Research upends scientific understanding of how anticancer drugs work microbiologystudy

Research by UMass Chan Medical School scientists Sharon Cantor, Ph.D., and Jenna M. Whalen, Ph.D., poses a new explanation for how cancer-fighting drugs attack and destroy BRCA1 and BRCA2 tumor cells.

Their work, published in Nature Cancer, illustrates how a small DNA nick—a break in one strand of the DNA—can expand into a large single-stranded DNA gap, killing BRCA mutant cancer cells, including drug-resistant breast cancer cells. These findings identify a novel vulnerability that may be a potential target for new therapeutics.

Mutations in BRCA1 and BRCA2—tumor suppressor genes that play a crucial role in DNA repair—substantially increase the likelihood of cancer. These cancers are, however, quite sensitive to anticancer drugs such as poly (ADP-ribose) polymerase inhibitors (PARPi). When successful, these cancer treatments cause enough DNA damage to trigger cancer cell death.

However, the array of different damages potentially induced by these drugs makes it difficult to pinpoint the exact cause of cell death. Additionally, PARPi resistance does occur, complicating treatment and leading to recurrent cancer.

“The conventional thinking has been that single-stranded DNA breaks from PARPi ultimately generated DNA double-strand breaks, and that was what was killing the BRCA mutant cancer cells,” said Dr. Cantor, the Gladys Smith Martin Chair in Oncology and professor of molecular, cell and cancer biology.

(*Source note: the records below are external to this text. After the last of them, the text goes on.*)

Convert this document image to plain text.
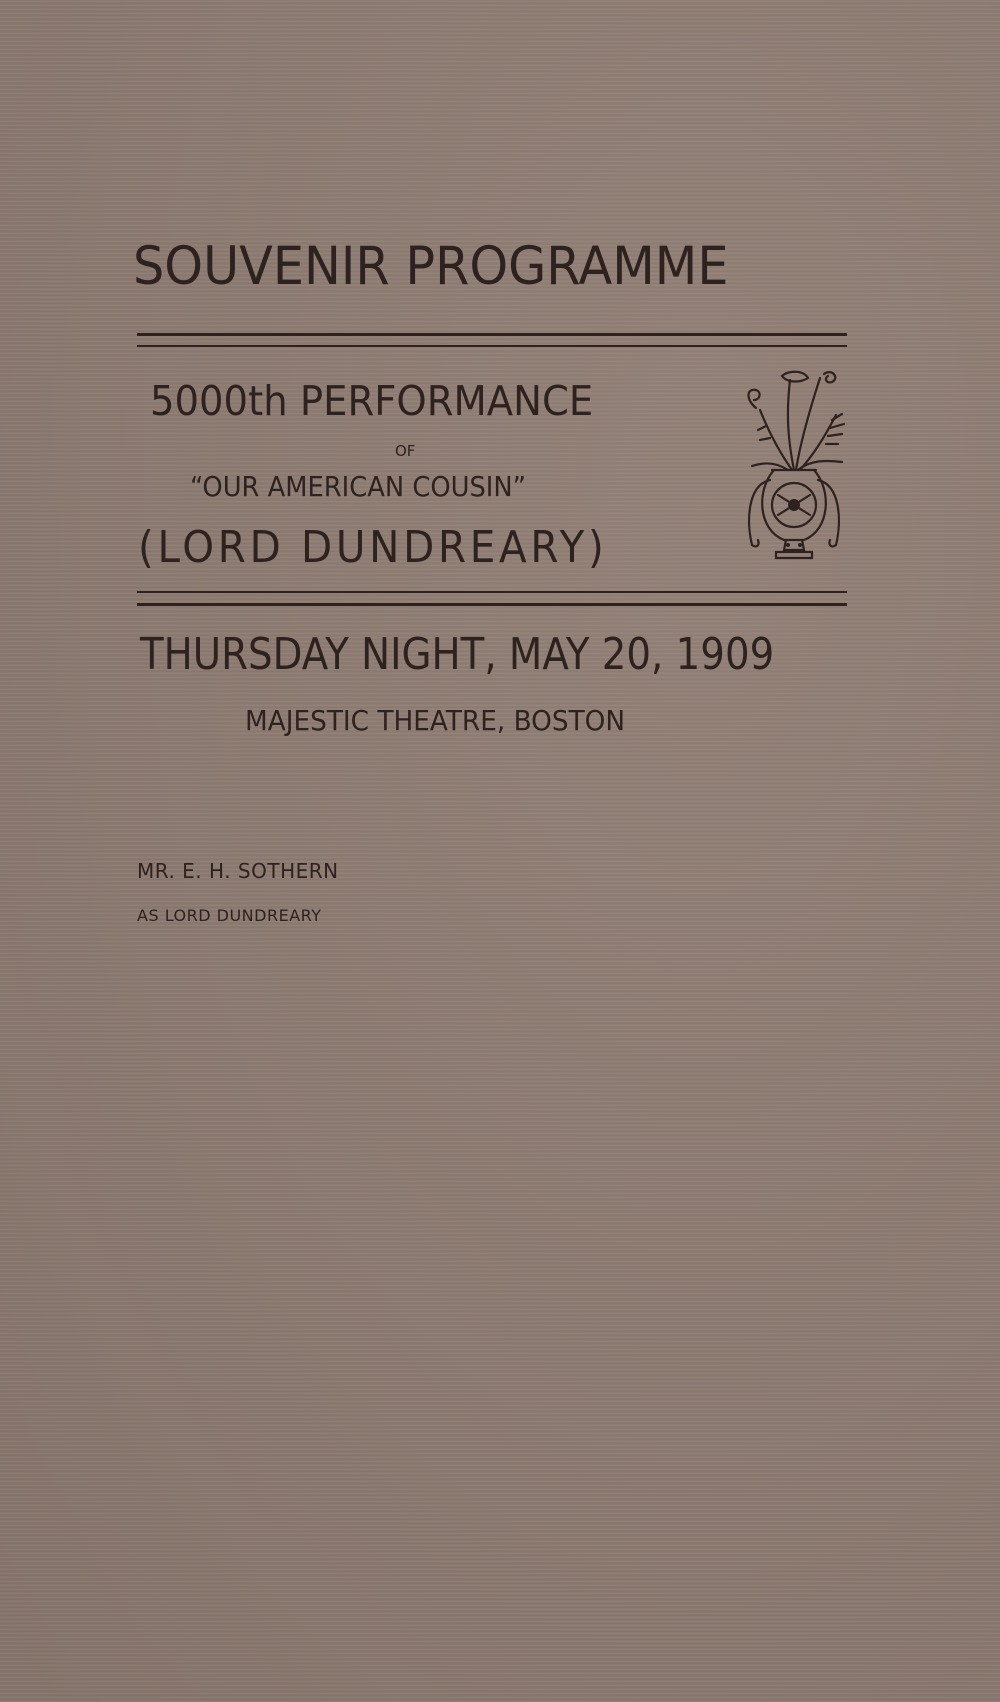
SOUVENIR PROGRAMME
5000th PERFORMANCE
OF
“OUR AMERICAN COUSIN”
(LORD DUNDREARY)
THURSDAY NIGHT, MAY 20, 1909
MAJESTIC THEATRE, BOSTON
MR. E. H. SOTHERN
AS LORD DUNDREARY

“Yet, there wasn’t much in the literature that experimentally confirmed this belief. We decided to go back to the beginning and use genome engineering tools to see how these cells dealt with single-strand nicks to their DNA.”

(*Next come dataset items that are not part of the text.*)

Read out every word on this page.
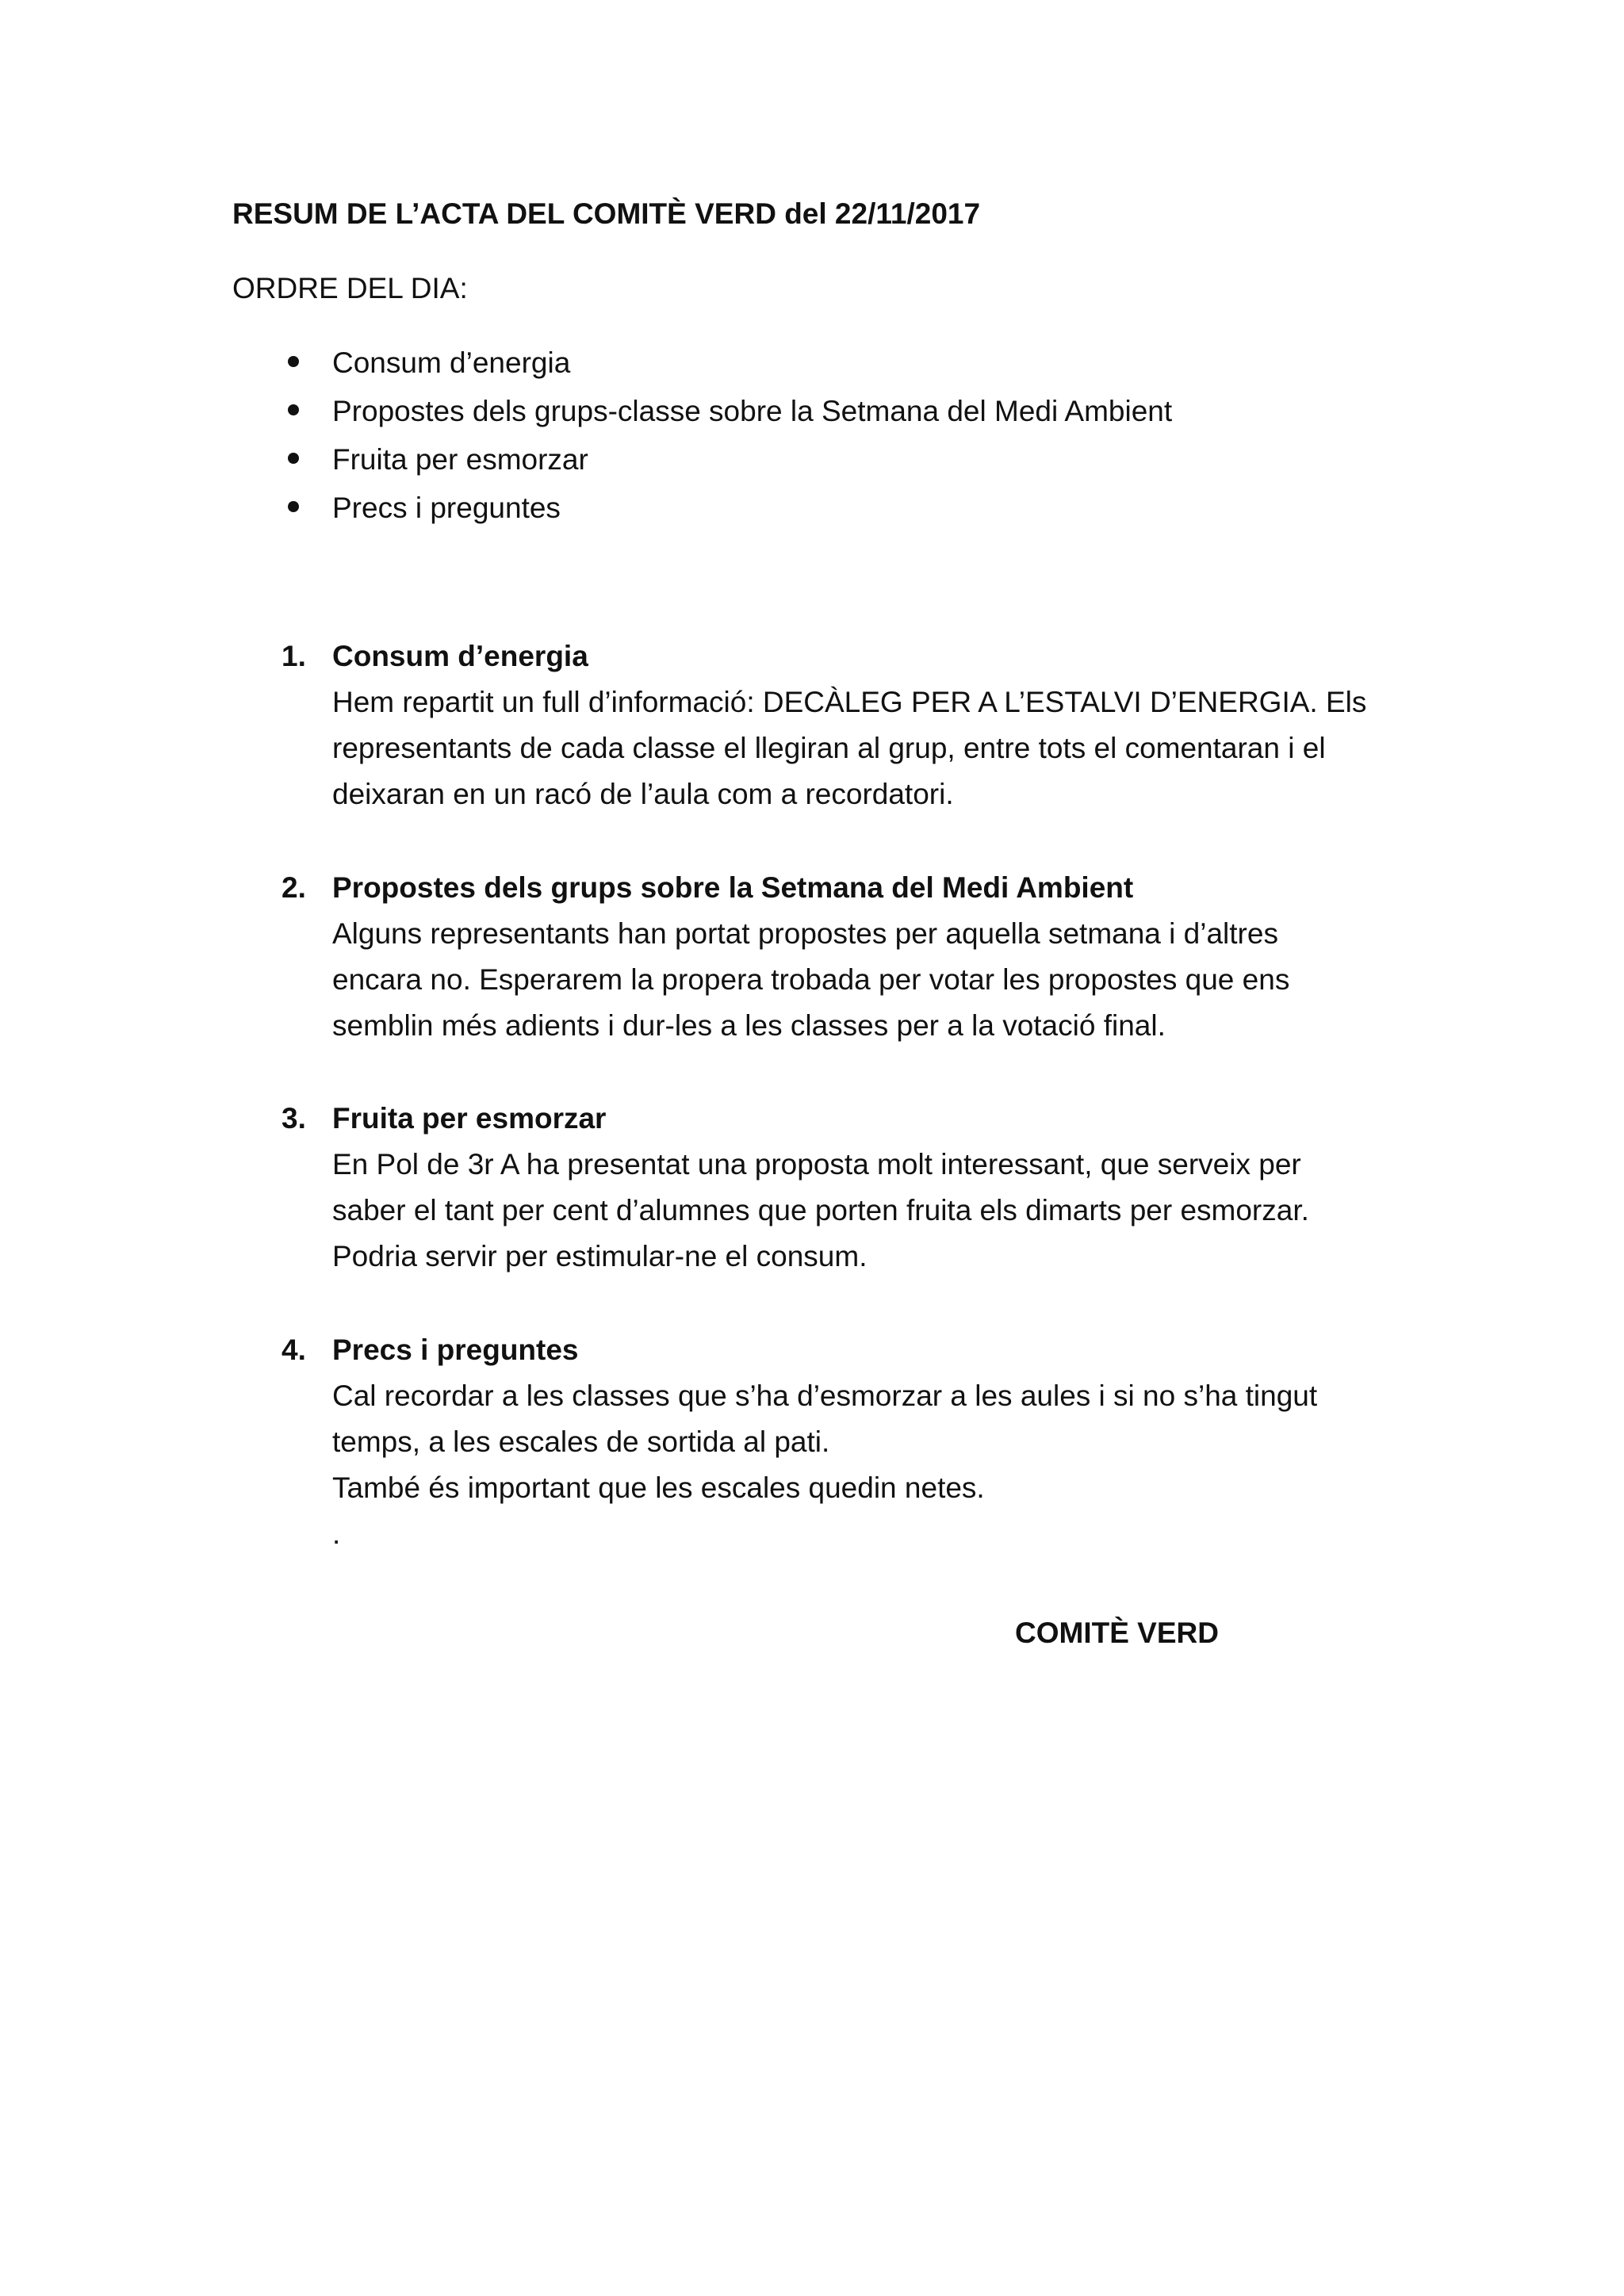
RESUM DE L’ACTA DEL COMITÈ VERD del 22/11/2017
ORDRE DEL DIA:
Consum d’energia
Propostes dels grups-classe sobre la Setmana del Medi Ambient
Fruita per esmorzar
Precs i preguntes
1. Consum d’energia
Hem repartit un full d’informació: DECÀLEG PER A L’ESTALVI D’ENERGIA. Els
representants de cada classe el llegiran al grup, entre tots el comentaran i el
deixaran en un racó de l’aula com a recordatori.
2. Propostes dels grups sobre la Setmana del Medi Ambient
Alguns representants han portat propostes per aquella setmana i d’altres
encara no. Esperarem la propera trobada per votar les propostes que ens
semblin més adients i dur-les a les classes per a la votació final.
3. Fruita per esmorzar
En Pol de 3r A ha presentat una proposta molt interessant, que serveix per
saber el tant per cent d’alumnes que porten fruita els dimarts per esmorzar.
Podria servir per estimular-ne el consum.
4. Precs i preguntes
Cal recordar a les classes que s’ha d’esmorzar a les aules i si no s’ha tingut
temps, a les escales de sortida al pati.
També és important que les escales quedin netes.
.
COMITÈ VERD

Using CRISPR technology, Cantor and Dr. Whalen, a postdoctoral researcher in the Cantor lab, introduced small, single-strand breaks into several breast cancer cell lines, such as those with the BRCA1 and BRCA2 mutation, as well as BRCA-deficient cells. They found that cells with BRCA1 or BRCA2 deficiency were uniquely sensitive to nicks.

They also found that breast cancer cells that lose components of the complex that protects DNA from unnecessary DNA end cuts become resistant to chemotherapy drugs such as PARP inhibitors.

However, restoring double-strand DNA repair functions in breast cancer cells did not save the cells from dying, thus demonstrating that these repair functions are not critical for breast cancer cell survival. Instead, the cells become even more sensitive to single strand nicks, which then accumulate and form large gaps.

“Our findings reveal that it is the resection of a nick into a single-stranded DNA gap that drives this cellular lethality,” said Whalen. “This highlights a distinct mechanism of cytotoxicity, where excessive resection, rather than failed DNA repair by homologous recombination, underpins the vulnerability of BRCA-deficient cells to nick-induced damage.”

The findings suggest that PARPi may also work by generating nicks in BRCA1 and BRCA2 cancer cells, exploiting their inability to effectively process these lesions. For cancers that have developed PARPi-resistance, nick-inducing therapies provide a promising mechanism to bypass resistance and selectively target resection-dependent vulnerabilities.

“Importantly, our findings suggest a path forward for treating PARPi-resistant cells that regained homologous recombination repair: to kill these cells, nicks could be induced such as through ionizing radiation,” said Cantor. “By targeting nicks in this way, therapies could effectively exploit the persistent vulnerabilities of these resistant cancer cells.”